I happened at this moment to be raising my coffee cup to my lips: I returned it carefully to its saucer, not trusting my hand, at such a moment, to retain its steadiness. “Cantrip,” I said, “you don’t mean that Dorothea’s husband is Constantine Demetriou the poet?”
“I don’t know,” said Cantrip. “That’s his name, and this bird says he writes poetry. Is it something to get steamed up about?”
The mention in connection with the case of a name so distinguished, so deservedly honored throughout the civilized world no less for political fortitude than for literary achievement, was, as my readers may easily imagine, a complete astonishment to me. I had known, of course, that Demetriou had spent the years of his exile in England — indeed, I had several colleagues who were friends of his from that time: I had even been vaguely aware, perhaps, that he had an English wife; but the notion of his being Dorothea’s husband had not crossed my mind for a moment. His full name had been mentioned, I dare say, in her affidavit; but it is a common one in Greece, and there had been no roll of drums or blare of trumpets to mark the greatness of the man referred to.

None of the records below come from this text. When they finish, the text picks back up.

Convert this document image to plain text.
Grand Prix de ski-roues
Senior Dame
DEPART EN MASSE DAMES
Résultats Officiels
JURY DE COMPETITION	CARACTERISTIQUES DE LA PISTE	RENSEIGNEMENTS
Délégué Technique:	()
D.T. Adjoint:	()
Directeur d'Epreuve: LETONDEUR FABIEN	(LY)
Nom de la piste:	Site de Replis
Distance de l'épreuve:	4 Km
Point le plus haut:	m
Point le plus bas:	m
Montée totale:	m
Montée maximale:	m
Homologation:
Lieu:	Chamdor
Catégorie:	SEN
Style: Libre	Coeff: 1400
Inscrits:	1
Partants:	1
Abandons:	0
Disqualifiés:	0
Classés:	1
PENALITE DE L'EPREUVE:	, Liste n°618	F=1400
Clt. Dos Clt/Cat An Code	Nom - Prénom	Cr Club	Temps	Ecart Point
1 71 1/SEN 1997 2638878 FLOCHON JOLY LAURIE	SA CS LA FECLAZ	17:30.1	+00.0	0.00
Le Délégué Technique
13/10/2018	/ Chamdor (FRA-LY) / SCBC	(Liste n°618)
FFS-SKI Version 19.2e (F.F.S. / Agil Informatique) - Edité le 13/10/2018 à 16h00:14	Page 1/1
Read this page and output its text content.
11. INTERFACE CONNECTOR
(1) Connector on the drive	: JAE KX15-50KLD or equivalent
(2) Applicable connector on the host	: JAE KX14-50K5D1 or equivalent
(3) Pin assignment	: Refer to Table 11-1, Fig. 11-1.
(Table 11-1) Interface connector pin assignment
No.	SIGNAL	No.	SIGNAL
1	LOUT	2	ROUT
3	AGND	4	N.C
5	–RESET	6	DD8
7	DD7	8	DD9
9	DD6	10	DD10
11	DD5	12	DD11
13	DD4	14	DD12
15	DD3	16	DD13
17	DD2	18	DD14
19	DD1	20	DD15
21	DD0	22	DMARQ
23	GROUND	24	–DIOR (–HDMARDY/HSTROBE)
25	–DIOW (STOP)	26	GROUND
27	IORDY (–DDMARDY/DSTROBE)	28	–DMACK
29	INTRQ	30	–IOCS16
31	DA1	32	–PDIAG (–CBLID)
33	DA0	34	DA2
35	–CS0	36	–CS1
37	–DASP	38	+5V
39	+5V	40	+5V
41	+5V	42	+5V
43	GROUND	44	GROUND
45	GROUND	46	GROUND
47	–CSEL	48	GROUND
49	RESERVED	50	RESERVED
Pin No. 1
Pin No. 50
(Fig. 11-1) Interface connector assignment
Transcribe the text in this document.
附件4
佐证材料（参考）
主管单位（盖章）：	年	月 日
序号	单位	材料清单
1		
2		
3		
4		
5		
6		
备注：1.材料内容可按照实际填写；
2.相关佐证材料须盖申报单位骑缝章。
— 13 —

“Really, Cantrip,” I said, “I should have supposed that even in Cambridge—”
Yet even those who did not share Cantrip’s educational disadvantages were but dimly aware, it seemed, of Demetriou’s eminence: Julia had seen his name in an Anthology of Modern Greek Verse, purchased to improve her acquaintance with that language; Ragwort, well-informed from his earliest years on the affairs of the world, remembered that the poet’s outspokenness had obliged him to leave Greece precipitately during the regime of the Colonels; Selena had heard him spoken of with admiration by my young colleague Sebastian Verity, the customary companion of her idler moments — I would have expected no less of so ardent a Hellenist; Timothy shook his head apologetically.
O tempora, O mores.
“Very well,” I said at last, perceiving how useless were farther reproaches, “on the day of Deirdre’s death, ten people had gathered in Rupert’s flat to take lunch together and afterwards to watch the Boat Race. They happened to include one of the greatest European poets of the twentieth century, of whom none of you, apparently, has ever heard. Very well. Were you able, my dear Cantrip, to gather from your interesting friend any further details of what occurred?”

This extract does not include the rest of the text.